Before the Dodgers moved to Los Angeles in 1958, my dad and I would root for the Hollywood Stars, a Pittsburgh farm team, at Gilmore Field in Los Angeles, near the Pan Pacific and Farmers Market. My dad was a very amateur artist and this picture of Gilmore Field was a birthday present the year the Dodgers moved to LA.
From then on it was the Coliseum to watch the Dodgers, and later Dodger Stadium*. But most times it was Vin Scully over the radio. I knew I enjoyed listening to him call the game. He knew all the players' stats, stories of their personal lives, their training, and lots of other baseball trivia, that he would weave together to make listening to a baseball game on the radio exciting. And there was that voice. He was like a family friend. Many nights I had my radio under the cover to hear the end of the game when it was supposed to be off. And if you went to the game you would hear his voice echoing from transistor radios all around you.
What I didn't know at the time was how special he was. That came over the years as I grew up and moved off. I'd come back and Vin Scully was still doing Dodger play-by-play.

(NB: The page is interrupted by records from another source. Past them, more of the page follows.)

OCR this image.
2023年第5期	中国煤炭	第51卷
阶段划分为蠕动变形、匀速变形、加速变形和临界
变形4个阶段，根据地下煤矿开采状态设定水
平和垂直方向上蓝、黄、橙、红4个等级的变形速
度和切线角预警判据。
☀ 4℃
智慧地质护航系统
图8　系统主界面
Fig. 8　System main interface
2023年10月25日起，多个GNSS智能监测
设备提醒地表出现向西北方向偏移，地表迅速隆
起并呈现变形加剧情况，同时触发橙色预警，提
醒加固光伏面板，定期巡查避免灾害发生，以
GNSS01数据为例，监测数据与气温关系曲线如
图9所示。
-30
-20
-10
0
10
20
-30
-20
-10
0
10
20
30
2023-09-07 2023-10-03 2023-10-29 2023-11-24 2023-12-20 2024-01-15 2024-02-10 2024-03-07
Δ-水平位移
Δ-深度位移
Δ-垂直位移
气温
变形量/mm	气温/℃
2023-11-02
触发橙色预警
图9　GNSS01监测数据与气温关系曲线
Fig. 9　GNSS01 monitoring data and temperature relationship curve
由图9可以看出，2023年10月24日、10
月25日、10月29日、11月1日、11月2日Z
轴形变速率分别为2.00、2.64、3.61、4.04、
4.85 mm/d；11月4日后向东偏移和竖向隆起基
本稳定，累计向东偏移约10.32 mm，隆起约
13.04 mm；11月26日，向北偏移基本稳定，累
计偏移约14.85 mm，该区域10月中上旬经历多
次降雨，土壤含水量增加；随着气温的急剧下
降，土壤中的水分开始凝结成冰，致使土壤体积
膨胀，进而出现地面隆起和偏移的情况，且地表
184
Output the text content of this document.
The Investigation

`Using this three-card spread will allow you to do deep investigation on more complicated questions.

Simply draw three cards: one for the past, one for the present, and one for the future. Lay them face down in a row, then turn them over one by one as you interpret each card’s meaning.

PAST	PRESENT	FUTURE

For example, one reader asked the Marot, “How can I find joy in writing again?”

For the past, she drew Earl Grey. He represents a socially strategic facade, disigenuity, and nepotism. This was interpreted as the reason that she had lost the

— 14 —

And he was at it, it seemed, forever. A part of my history kept alive by that voice calling plays. Even my grandson has heard Vin Scully calling Dodger games live.
So thanks Vin Scully. You enriched my life and millions of others for so many, many years.
My main Scully years were all radio and I tried to find some audio to post here, but here's a complication of Scully calling different games on television. Best I can do for now.
*The story of Dodger Stadium is not one to be proud of. It involved the displacement of an important community of Mexican-Americans near downtown LA.